Aparentemente o caos voltou pra minha vida e com ele alguns problemas que não saem da mente na hora de dormir e acordam comigo, destruindo meu vazio cotidiano. A primeira merda de vida adulta já aconteceu comigo mesmo eu tendo apenas 18 anos e acho que tudo vai piorar ainda. É por essa e outras razões que quero passar fora e morar longe da minha família, isso não me faz bem. Preciso aprender a viver, amadurecer, me virar. Posso ser mal agradecido, mas é inegável que minha família é uma ruína pós-guerra. Brigas e separações de todos os lados, saídas e mudanças de outros. Me apetece falecer.
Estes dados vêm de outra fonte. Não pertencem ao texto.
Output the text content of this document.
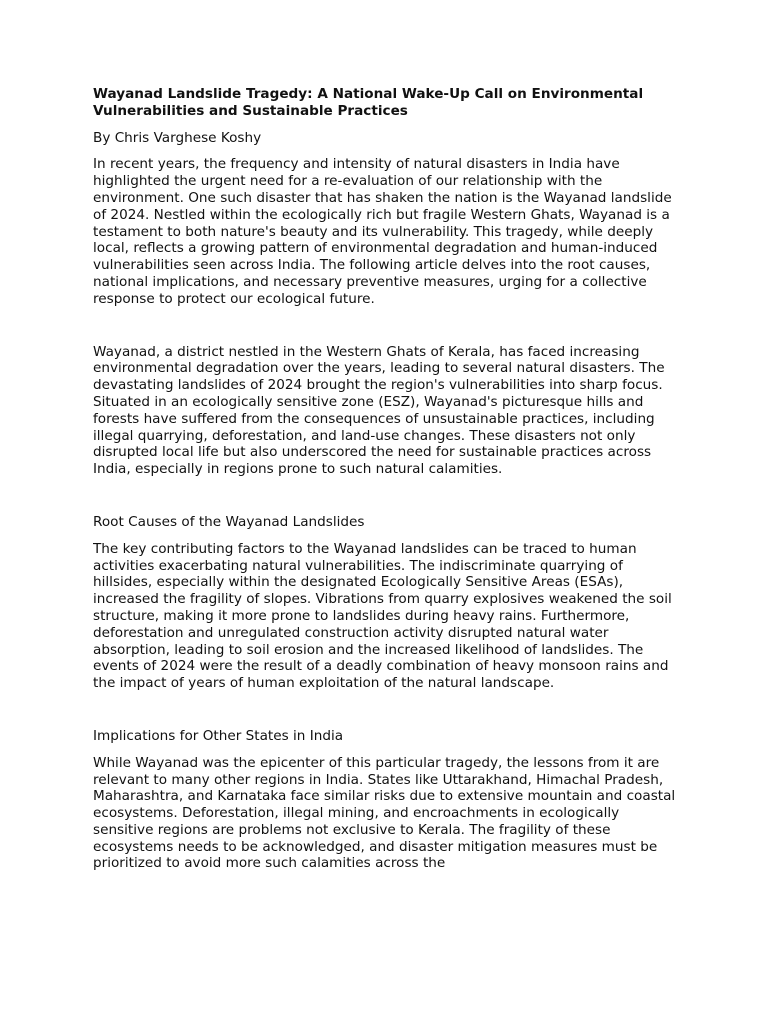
Wayanad Landslide Tragedy: A National Wake-Up Call on Environmental Vulnerabilities and Sustainable Practices
By Chris Varghese Koshy

In recent years, the frequency and intensity of natural disasters in India have highlighted the urgent need for a re-evaluation of our relationship with the environment. One such disaster that has shaken the nation is the Wayanad landslide of 2024. Nestled within the ecologically rich but fragile Western Ghats, Wayanad is a testament to both nature's beauty and its vulnerability. This tragedy, while deeply local, reflects a growing pattern of environmental degradation and human-induced vulnerabilities seen across India. The following article delves into the root causes, national implications, and necessary preventive measures, urging for a collective response to protect our ecological future.

Wayanad, a district nestled in the Western Ghats of Kerala, has faced increasing environmental degradation over the years, leading to several natural disasters. The devastating landslides of 2024 brought the region's vulnerabilities into sharp focus. Situated in an ecologically sensitive zone (ESZ), Wayanad's picturesque hills and forests have suffered from the consequences of unsustainable practices, including illegal quarrying, deforestation, and land-use changes. These disasters not only disrupted local life but also underscored the need for sustainable practices across India, especially in regions prone to such natural calamities.

Root Causes of the Wayanad Landslides

The key contributing factors to the Wayanad landslides can be traced to human activities exacerbating natural vulnerabilities. The indiscriminate quarrying of hillsides, especially within the designated Ecologically Sensitive Areas (ESAs), increased the fragility of slopes. Vibrations from quarry explosives weakened the soil structure, making it more prone to landslides during heavy rains. Furthermore, deforestation and unregulated construction activity disrupted natural water absorption, leading to soil erosion and the increased likelihood of landslides. The events of 2024 were the result of a deadly combination of heavy monsoon rains and the impact of years of human exploitation of the natural landscape.

Implications for Other States in India

While Wayanad was the epicenter of this particular tragedy, the lessons from it are relevant to many other regions in India. States like Uttarakhand, Himachal Pradesh, Maharashtra, and Karnataka face similar risks due to extensive mountain and coastal ecosystems. Deforestation, illegal mining, and encroachments in ecologically sensitive regions are problems not exclusive to Kerala. The fragility of these ecosystems needs to be acknowledged, and disaster mitigation measures must be prioritized to avoid more such calamities across the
No fim de semana (não lembro se era sábado ou domingo porque não faço nada da vida, não tenho compromissos ou utilidade) eu estava tranquilamente jogando Rocket League de tarde quando minha mãe abre a porta do meu quarto e diz “Tem alguém querendo falar com você”. Eu não entendi de primeira pois estava com o headset falando com meus amigos, soltei um “QUE?” e ela respondeu, já no corredor, “tem alguém querendo falar com você no portão”. Mas piorou, aí que não entendi caralha nenhuma mesmo. De quebra achei que era algum amigo meu me zoando ou algum otário qualquer. Fui lá atender e era uma caminhonete com quase a PORRA DA MINHA FAMÍLIA INTEIRA. Meu tio dirigindo, minha tia do lado, atrás uma outra tia (brigada com minha mãe, explicarei mais pra frente) e minha avó. Me explicaram que iam me levar pra pegar meu carro ou algo assim, e eu com uma expressão facial de “por quê?”. Como eu estava mal vestido, com roupa de ficar em casa (porque eu não sabia que eles iam chegar de surpresa), pedi que esperassem. Coloquei uma camisa mais nova e uma bermuda que não mostrasse o pau, como a que eu estava vestindo. Me troquei, subi na caminhonete e fomos até a casa do meu tio, onde estava guardado o carro.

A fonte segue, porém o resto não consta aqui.